Foi obrigado a suspender a vida política por razões de saúde que tornou públicas. Esta candidatura é, só por si, uma enorme alegria pessoal?

A intervenção e a disputa políticas sempre me animaram e motivaram, são parte integrante da minha vida e da minha alegria de viver. Hoje não é diferente do que era anteriormente. Ainda por cima tratando-se do Porto, a minha cidade. Mas, claro, reconheço que estar bem de saúde, ter superado os problemas graves que tive, dão mais sabor a estes momentos. Mas só muito raramente me lembro do que ficou para trás.    

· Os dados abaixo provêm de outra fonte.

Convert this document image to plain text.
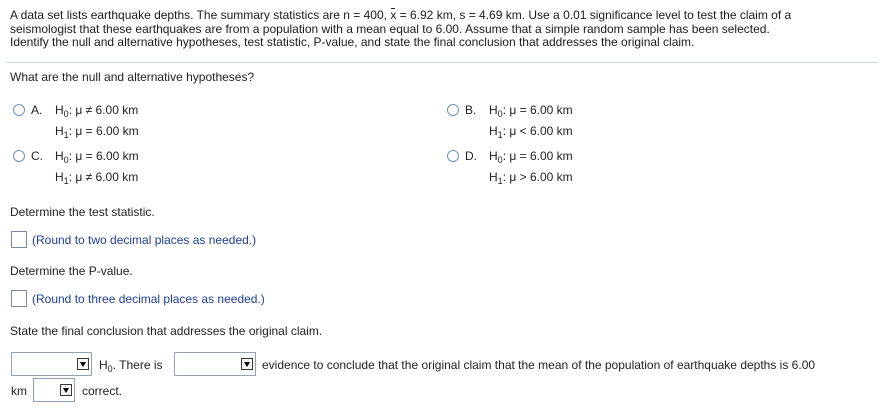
A data set lists earthquake depths. The summary statistics are n = 400, x = 6.92 km, s = 4.69 km. Use a 0.01 significance level to test the claim of a

seismologist that these earthquakes are from a population with a mean equal to 6.00. Assume that a simple random sample has been selected.

Identify the null and alternative hypotheses, test statistic, P-value, and state the final conclusion that addresses the original claim.

What are the null and alternative hypotheses?
A. $H_0$: μ ≠ 6.00 km
$H_1$: μ = 6.00 km
B. $H_0$: μ = 6.00 km
$H_1$: μ < 6.00 km
C. $H_0$: μ = 6.00 km
$H_1$: μ ≠ 6.00 km
D. $H_0$: μ = 6.00 km
$H_1$: μ > 6.00 km
Determine the test statistic.
(Round to two decimal places as needed.)
Determine the P-value.
(Round to three decimal places as needed.)
State the final conclusion that addresses the original claim.
$H_0$. There is	evidence to conclude that the original claim that the mean of the population of earthquake depths is 6.00
km	correct.
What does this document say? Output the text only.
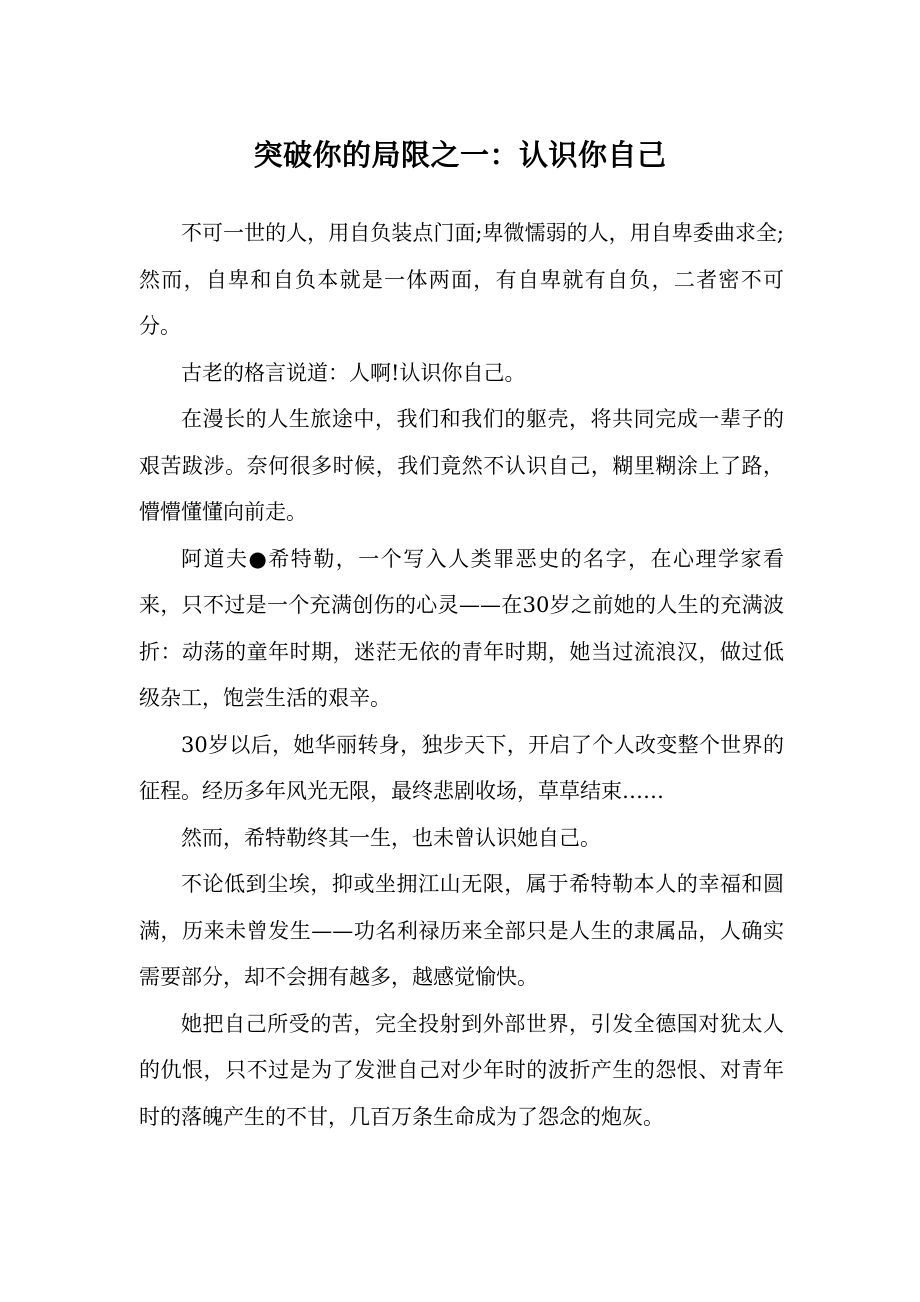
突破你的局限之一：认识你自己

不可一世的人，用自负装点门面;卑微懦弱的人，用自卑委曲求全;然而，自卑和自负本就是一体两面，有自卑就有自负，二者密不可分。

古老的格言说道：人啊!认识你自己。

在漫长的人生旅途中，我们和我们的躯壳，将共同完成一辈子的艰苦跋涉。奈何很多时候，我们竟然不认识自己，糊里糊涂上了路，懵懵懂懂向前走。

阿道夫●希特勒，一个写入人类罪恶史的名字，在心理学家看来，只不过是一个充满创伤的心灵——在30岁之前她的人生的充满波折：动荡的童年时期，迷茫无依的青年时期，她当过流浪汉，做过低级杂工，饱尝生活的艰辛。

30岁以后，她华丽转身，独步天下，开启了个人改变整个世界的征程。经历多年风光无限，最终悲剧收场，草草结束……

然而，希特勒终其一生，也未曾认识她自己。

不论低到尘埃，抑或坐拥江山无限，属于希特勒本人的幸福和圆满，历来未曾发生——功名利禄历来全部只是人生的隶属品，人确实需要部分，却不会拥有越多，越感觉愉快。

她把自己所受的苦，完全投射到外部世界，引发全德国对犹太人的仇恨，只不过是为了发泄自己对少年时的波折产生的怨恨、对青年时的落魄产生的不甘，几百万条生命成为了怨念的炮灰。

Como é que se sente o antigo coordenador do Bloco a voltar ao primeiro plano da política nacional?

Sinto-me como peixe na água, a fazer aquilo que gosto de fazer: contribuir para melhorar a sociedade e a vida das pessoas. 

E  como avalia o desempenho da sua antiga ‘parceira’ de liderança à frente do partido?

Acho que a Catarina tem estado muito bem, tem conduzido com mestria o Bloco, num momento único, muito difícil e delicado, da história da esquerda portuguesa. Chapeau!